We also went to the "Hollywood Backlot" area. Again, a lot of it was closed, but we did manage to get into the Muppet Show in 3-D feature. They gave you glasses that made you queasy. The best part was Statler and Waldorf on the balcony; they and the penguin orchestra were animatronically controlled. Still, it was nice to sit in comfy chairs as things were flown toward us and the voice of the Swedish Chef blew up the theater. Nice effects, but lame show.
The food available at the park wasn't good. We wrote about the corndogs and the kid's meals and they were okay, but we were struck by the lack of inspiring food choices. You hear about the food at Disney World, I had wanted to try the smoked turkey drumsticks! But there were none to be found. Obviously, the food here is not equal to the offerings at the bigger park in Florida. Also, having that Downtown Disney thing does obligate the management to provide customers to the purveyors. California Adventure closes at 9pm on Saturday (off season), while Disneyland closed at midnight. So there wasn't the exodus crush you might expect, and so we opted to stop for a late dinner at La Brea Bakery.
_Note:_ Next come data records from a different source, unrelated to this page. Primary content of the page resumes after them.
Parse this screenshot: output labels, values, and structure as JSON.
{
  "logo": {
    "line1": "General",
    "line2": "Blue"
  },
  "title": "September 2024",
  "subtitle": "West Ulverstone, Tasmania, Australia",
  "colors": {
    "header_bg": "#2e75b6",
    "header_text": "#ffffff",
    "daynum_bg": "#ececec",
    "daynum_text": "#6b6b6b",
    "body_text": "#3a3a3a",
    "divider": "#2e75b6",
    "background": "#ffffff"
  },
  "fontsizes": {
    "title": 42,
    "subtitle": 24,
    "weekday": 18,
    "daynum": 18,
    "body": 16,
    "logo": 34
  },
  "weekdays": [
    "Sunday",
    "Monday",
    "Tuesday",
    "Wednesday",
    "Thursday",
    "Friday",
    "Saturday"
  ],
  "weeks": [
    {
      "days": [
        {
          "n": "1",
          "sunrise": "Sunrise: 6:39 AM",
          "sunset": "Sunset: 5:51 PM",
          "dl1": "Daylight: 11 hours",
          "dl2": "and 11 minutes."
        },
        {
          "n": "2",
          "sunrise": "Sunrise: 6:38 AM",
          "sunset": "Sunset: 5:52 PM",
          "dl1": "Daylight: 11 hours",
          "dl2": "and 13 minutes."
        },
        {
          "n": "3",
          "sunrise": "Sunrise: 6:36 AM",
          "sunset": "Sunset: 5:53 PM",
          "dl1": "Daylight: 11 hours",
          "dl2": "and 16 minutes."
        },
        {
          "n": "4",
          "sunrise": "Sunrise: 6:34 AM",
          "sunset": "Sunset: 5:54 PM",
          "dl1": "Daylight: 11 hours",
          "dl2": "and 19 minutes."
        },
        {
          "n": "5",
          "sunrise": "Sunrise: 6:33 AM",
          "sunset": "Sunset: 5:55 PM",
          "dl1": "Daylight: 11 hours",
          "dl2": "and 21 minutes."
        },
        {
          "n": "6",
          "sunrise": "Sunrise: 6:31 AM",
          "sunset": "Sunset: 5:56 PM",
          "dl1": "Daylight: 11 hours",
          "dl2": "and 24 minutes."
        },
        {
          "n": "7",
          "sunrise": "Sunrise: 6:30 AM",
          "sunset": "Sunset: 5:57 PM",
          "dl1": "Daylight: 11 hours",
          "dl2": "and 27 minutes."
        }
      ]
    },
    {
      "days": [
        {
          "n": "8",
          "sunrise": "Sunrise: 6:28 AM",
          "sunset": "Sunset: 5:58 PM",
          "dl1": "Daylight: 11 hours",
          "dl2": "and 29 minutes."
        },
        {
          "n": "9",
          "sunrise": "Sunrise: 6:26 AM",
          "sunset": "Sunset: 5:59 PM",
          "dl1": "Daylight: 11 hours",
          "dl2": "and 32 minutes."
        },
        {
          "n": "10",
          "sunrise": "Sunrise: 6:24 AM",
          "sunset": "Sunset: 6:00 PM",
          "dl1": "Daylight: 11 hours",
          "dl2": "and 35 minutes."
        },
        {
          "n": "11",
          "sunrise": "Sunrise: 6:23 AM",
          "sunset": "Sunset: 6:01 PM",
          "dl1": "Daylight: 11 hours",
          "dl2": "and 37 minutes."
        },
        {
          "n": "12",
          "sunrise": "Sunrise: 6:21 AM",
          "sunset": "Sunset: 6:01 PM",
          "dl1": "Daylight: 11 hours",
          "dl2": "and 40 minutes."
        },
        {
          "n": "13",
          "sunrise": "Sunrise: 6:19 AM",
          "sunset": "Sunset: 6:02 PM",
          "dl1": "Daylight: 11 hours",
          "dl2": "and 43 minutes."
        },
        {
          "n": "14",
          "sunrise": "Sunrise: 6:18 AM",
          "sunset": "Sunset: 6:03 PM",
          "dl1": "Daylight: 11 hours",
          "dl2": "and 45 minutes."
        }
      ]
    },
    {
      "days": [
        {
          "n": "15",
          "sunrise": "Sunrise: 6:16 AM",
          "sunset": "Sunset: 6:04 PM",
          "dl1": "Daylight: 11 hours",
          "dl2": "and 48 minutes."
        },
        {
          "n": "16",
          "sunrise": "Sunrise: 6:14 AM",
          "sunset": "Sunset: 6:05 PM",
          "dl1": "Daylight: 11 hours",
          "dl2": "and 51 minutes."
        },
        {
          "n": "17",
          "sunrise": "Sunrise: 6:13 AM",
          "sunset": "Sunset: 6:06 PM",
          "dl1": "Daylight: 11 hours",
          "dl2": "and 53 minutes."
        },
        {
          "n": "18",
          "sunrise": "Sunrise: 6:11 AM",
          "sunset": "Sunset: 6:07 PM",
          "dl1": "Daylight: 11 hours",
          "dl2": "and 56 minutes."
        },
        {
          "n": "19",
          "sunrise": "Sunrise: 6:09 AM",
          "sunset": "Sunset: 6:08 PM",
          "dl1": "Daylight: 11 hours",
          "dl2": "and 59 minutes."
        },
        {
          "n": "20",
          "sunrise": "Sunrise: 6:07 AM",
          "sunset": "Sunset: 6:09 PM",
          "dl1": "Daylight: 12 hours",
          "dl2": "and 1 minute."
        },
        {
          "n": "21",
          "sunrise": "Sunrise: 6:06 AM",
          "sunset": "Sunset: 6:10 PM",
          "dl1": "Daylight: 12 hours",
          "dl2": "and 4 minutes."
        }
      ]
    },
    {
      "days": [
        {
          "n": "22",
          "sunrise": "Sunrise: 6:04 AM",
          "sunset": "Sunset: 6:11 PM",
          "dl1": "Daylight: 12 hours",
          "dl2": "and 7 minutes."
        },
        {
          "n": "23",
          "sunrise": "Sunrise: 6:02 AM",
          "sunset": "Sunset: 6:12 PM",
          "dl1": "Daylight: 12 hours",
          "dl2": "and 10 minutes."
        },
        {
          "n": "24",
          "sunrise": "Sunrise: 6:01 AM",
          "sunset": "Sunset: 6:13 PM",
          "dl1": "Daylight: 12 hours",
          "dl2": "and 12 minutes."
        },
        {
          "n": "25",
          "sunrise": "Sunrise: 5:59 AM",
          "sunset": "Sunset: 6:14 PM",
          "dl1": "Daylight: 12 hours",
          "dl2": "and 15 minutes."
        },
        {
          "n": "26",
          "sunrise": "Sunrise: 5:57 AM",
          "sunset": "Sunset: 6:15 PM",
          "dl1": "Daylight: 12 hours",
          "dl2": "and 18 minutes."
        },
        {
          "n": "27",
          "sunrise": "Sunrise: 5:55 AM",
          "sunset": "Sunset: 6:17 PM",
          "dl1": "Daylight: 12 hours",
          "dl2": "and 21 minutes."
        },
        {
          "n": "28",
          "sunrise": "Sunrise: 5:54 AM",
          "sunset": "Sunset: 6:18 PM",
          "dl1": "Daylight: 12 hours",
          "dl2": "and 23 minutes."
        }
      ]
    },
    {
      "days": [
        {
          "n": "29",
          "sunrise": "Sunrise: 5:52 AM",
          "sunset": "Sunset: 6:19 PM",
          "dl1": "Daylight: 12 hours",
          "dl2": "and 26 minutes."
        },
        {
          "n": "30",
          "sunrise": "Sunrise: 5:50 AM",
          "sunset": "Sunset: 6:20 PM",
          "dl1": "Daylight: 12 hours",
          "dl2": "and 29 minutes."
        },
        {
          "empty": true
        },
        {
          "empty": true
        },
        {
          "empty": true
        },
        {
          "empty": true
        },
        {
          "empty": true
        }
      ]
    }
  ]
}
We got home really wiped out, barely managed to crawl into bed before falling into a solid slumber. Overall, it was a great trip, and we don't have a lot to be unhappy about. We won some stuffed toys, didn't buy any souvenirs, bought marginal amounts of food ... it's said that the average visitor spends about $80 per person (whether man, woman, or child), but even including our tickets into the place and the midway games, I know we didn't hit that. We got the two day passes, for $96 per person, so for one day, we might have spent $60 each? Not bad for great entertainment, and for restoring our faith in Big Brother Disney to supply an experience unmatched in quality by any other theme park! I felt safe, happy, sated ... just hungry!